A standard technique for improving the performance of data compression algorithms is to pipeline them. For instance, the ubiquitous JPEG standard, used for image compression, is more or less a pipeline of stages performing operations such as discrete cosine transform (DCT), quantization, or entropy encoding. The authors suggest using this philosophy for a wavelet-based compression algorithm similar to JPEG2000, namely wavelet difference reduction (WDR), by applying a prior boosting phase based on singular value decomposition (SVD) on images, seen as high-dimension matrices.

Even though SVD, in itself, is a lossless transform, further compression can be achieved by selecting only a significant subset of the largest non-zero coefficients of the diagonal matrix part of the SVD transform of an image. The inverse SVD transform of these pruned matrices is then performed to yield a new image, to which WDR is applied.
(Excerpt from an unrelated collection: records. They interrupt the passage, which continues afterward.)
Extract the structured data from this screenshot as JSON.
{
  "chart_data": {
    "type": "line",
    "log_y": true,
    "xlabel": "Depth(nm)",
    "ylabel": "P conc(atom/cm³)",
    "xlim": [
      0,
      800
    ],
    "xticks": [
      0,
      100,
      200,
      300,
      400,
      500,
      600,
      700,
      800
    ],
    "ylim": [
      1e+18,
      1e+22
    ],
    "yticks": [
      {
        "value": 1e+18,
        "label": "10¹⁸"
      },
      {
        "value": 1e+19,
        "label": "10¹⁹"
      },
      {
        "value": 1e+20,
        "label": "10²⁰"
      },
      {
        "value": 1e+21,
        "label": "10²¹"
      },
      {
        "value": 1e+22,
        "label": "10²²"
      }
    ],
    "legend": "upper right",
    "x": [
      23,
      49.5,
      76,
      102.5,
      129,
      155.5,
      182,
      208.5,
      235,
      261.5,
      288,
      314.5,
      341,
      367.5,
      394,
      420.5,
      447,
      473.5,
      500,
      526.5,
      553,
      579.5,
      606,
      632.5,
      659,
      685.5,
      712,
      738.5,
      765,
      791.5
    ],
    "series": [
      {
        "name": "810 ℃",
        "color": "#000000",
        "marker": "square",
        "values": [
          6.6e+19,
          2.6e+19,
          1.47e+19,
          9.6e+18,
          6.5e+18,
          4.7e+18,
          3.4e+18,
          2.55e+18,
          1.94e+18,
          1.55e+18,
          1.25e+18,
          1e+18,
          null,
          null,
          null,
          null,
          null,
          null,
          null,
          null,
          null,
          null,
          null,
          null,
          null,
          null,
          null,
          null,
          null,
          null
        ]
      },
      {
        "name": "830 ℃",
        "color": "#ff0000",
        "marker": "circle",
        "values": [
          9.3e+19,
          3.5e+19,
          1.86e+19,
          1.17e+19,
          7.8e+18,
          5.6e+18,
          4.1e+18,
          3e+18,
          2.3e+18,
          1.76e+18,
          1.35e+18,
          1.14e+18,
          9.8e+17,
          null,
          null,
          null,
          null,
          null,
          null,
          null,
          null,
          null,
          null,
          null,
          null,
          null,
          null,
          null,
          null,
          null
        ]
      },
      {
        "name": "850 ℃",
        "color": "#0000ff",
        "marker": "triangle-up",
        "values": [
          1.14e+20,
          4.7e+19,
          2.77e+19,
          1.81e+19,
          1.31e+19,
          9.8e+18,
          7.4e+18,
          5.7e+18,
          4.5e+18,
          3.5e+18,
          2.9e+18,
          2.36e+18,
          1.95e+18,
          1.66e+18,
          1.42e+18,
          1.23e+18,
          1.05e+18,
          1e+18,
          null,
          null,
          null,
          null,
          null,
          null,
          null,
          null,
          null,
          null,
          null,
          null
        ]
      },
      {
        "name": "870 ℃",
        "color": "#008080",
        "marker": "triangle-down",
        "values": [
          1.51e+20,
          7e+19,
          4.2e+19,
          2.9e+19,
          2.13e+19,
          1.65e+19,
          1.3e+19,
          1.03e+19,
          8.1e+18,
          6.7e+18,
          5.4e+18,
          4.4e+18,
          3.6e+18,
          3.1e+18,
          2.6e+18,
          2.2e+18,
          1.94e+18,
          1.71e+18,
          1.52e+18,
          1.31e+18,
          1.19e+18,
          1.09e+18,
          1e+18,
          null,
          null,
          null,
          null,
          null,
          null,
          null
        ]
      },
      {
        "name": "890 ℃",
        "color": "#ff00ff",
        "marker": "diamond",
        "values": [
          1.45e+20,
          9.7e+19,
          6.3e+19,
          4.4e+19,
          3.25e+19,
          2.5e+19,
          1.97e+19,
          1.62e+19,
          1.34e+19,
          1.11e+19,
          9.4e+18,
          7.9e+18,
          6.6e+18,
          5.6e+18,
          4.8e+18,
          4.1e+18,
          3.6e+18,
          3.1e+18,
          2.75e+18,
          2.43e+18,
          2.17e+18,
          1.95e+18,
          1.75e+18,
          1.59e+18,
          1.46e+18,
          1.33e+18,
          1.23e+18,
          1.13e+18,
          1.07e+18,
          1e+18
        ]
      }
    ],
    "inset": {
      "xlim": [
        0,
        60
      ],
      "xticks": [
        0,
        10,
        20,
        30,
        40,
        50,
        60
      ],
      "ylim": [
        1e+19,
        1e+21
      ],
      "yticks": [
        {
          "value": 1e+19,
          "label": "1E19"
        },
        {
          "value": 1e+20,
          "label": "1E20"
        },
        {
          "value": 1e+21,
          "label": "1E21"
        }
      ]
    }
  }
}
The authors show that this two-stage technique is quantitatively superior to WDR and JPEG2000 by about 5 dB (peak signal-to-noise ratio) or ten percentage points (structural similarity), depending upon the compression ratio.

This rather short and easy-to-read paper introduces a new trick to obtain incremental improvements to existing compression techniques, particularly wavelet-based ones. Although not earth-shattering in itself, it should nonetheless be of interest to researchers specialized in improving image processing algorithms.